Папаня говорит, Джонни – как седой техасский рейнджер, старый гордец, всегда ловил негодяя никогда не брал взяток, да только постарел… и сам теперь к ведерку.

Ослица Дженни бочком подбирается к зерну – задом наперед. А Дженни – как шлюха из Хуареса, говорит Доббз… что должна сделать – сделает.

Шерри идет к дому. Калеб и ребята Доббза гоняют ужей в клевере. Я еду назад в кабине между папаней и Доббзом. У ограды загона стоит Дурында Джун в ночнушке, а с ней бык Абдул. Оба глядят на пастбище и хмурятся – мало ли, вдруг там обидят кого. Какое варварство, Хьюберт, говорит папаня, – он как бы Джун, а с ней ее друган Хьюб, а не бык, и она с Хьюбом этим говорит. Жестокое, плотоядное варварство! У меня аж мурашки.

А Доббз ему: да уж понимаю, Джунчик, – это он как бы Абдул, который как бы Хьюб, – но где ж ты в этой плотоядной стране другое халявное жилье сыщешь?

Папаня хохочет. Ему смешно, когда кто-то зависает на еде. Мы въезжаем, а потом я вылезаю и запираю ворота. Джун залезла на нижнюю перекладину похмуриться на Джонни – мерин скачет вокруг Дикого Ржака, а тот напрыгнул сзади на ослицу Дженни. Дженни пыхтит и ерзает. Ну ма-альчики, говорит папаня. Не знаю, как бы как кто.

Мы латаем трубу, включаем насос и едем обратно через сад мимо ульев. Вчерашний новый рой все шебуршится в цветах, свисает с ветки, как целая гроздь оранжевого винограда, жужжит, трудится себе в сумерках. Солнце уже почти скатилось по голому подбородку старины Маунт-Нево. Папаня стоит на подножке самосвала и орет всем, чтобы шли с поля: у дяди Бадди в городе «Звездный путь» начинается, меньше часа осталось!

Маманя из сада – она там граблями граблит – орет: час? Да уж меньше получаса!

Доббз идет кидать мешки в кузов, чтоб сидеть было удобно, и будит Микки. Шерри идет за домашкой на завтра – деду с бабушкой отвезти. Калеб с Луизой и Мэй идут выпускать собак. Я бегу впереди папани в сад, забрать ее на ночь.

Что-то не так. Она там же, где была, но голова как-то не так свесилась. Венок упал, она голову склонила, и лицо у нее – ой. Не дремота, не обезвоживание, как третьего дня, когда ее несло. Я бегу ее поднять, и голова повисает. Пап! Он аж бегом.

Черт! Собаки клятые.

Я их в малярке запер.

Может, соседская псина. Ч-черт!

Она… ой, пап, у нее спина как будто сломанная! Может, это ее, когда мы с пастбища приехали?
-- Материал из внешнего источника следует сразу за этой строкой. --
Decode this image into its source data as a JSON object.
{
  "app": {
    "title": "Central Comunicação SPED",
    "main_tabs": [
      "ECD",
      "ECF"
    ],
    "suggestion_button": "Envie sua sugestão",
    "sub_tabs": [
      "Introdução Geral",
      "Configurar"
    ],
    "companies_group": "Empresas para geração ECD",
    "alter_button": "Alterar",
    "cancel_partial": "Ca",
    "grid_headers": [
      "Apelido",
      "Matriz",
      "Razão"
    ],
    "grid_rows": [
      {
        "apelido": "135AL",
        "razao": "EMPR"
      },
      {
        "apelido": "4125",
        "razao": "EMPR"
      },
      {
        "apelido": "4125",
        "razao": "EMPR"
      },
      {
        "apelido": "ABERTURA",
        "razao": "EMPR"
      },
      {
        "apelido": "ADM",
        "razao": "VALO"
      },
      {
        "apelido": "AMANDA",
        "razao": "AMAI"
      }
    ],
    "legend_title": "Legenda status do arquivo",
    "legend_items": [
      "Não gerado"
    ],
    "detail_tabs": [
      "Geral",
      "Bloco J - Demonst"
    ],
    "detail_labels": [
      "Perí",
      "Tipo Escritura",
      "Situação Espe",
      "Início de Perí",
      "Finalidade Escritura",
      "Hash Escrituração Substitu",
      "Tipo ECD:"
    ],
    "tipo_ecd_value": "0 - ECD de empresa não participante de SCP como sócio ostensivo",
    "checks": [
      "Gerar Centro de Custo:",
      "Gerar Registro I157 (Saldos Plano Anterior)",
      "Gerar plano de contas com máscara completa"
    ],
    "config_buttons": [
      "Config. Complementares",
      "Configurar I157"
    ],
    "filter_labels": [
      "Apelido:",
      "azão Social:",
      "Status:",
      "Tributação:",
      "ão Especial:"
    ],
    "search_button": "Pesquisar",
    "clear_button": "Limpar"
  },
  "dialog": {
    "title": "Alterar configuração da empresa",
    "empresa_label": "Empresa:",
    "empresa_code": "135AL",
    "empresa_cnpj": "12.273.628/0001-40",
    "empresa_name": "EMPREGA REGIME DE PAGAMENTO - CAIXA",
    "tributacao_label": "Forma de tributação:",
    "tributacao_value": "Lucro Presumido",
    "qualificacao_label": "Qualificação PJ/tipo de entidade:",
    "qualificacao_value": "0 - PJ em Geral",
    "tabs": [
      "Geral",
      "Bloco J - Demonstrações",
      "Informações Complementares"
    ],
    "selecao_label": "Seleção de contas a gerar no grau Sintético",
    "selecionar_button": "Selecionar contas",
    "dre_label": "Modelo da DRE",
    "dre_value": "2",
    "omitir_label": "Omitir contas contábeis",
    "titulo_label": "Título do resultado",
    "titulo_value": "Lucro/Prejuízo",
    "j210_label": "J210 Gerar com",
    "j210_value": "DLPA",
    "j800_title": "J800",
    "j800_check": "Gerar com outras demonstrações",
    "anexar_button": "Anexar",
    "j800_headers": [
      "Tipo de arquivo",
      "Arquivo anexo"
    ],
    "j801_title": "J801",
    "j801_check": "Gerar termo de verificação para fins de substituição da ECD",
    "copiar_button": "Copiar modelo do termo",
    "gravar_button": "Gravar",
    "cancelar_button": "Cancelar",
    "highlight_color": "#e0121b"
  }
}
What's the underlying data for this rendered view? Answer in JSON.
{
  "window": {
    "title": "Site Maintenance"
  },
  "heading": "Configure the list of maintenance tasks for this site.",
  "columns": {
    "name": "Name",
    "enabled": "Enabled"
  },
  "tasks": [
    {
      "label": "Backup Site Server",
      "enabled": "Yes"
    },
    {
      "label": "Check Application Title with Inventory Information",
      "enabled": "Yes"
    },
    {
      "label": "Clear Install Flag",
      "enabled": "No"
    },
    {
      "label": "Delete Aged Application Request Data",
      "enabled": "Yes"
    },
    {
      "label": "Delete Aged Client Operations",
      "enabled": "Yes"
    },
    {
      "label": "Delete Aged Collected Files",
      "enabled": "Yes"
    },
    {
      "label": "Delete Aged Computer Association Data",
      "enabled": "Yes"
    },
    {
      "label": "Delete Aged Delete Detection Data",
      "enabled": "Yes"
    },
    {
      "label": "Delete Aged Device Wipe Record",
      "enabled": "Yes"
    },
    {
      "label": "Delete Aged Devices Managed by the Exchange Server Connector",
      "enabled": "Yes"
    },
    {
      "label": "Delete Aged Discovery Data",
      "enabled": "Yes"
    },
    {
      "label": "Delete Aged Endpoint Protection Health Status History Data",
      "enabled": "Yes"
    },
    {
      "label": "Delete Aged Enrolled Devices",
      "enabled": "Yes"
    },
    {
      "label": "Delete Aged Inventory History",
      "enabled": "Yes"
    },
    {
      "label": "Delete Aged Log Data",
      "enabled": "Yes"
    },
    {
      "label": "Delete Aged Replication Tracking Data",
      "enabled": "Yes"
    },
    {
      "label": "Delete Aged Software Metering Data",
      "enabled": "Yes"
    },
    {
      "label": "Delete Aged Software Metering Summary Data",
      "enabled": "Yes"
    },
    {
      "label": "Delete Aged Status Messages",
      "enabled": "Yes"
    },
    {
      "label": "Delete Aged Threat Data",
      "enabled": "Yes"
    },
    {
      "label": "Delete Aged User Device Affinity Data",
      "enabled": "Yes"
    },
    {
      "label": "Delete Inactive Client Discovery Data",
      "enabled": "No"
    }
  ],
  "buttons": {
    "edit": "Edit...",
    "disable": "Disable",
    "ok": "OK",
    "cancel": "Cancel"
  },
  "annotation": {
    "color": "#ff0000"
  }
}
Да вряд ли, говорит папаня. Я ее видел, когда ехали через сад. Нормальная была.

Это из-за солнца! Мама же предупреждала. На солнце пересидела!

Не-е… думаешь? Да она недолго на солнце пробыла, вроде ничего… вообще-то.

Вообще-то да. Папаня взял ее и унес из сада за сарай, в бетонный амбар – не потому, что там Джун с Хьюбом живут, а потому что там холоднее всего. Там так тесно и узко, и хлама в десять раз больше, чем у нас, когда мы там жили, а нас ведь было шестеро! Папаня расчистил место, нашел полусдутый матрас и ее уложил. Я увидел, что все идут, и залез на бетонную полку, где раньше спал. Все столпились и давай над ней охать. А она уже дышит хрипло и дергается. Я видел, как дерготня началась, – сначала пятнистый хвостик, а вскоре и по всему хребту, и лопатки, и грудь. Маманя пришла, дала ей молока с хлористым кальцием – назамораживала, еще когда у Шлюшки теленок помер, – а я попробовал молиться. Но видел уже, как у нее жизнь в грудной клетке стучится наружу, будто выйти хочет.

Тут с работы пришел Хьюб и выматерился. Она же вообще-то его. Он ее нашел, где лес валили, а матери ее не было нигде. Решил, что сироткой осталась, бедняжка, – браконьеру спасибо, сукину сыну. Он как увидел, что она кучкой на резиновом матрасе лежит, заорал и швырнул клетчатую коробку обеденную прям в бетонную стену, и на колени упал. И давай грубыми ручищами по штанинам возить и материться шепотом. Хрипло так. Потянулся к ней. А она спиной к его руке выгнулась, когда он ее по шее погладил, и обмякла. А он все матерился, все матом и матом.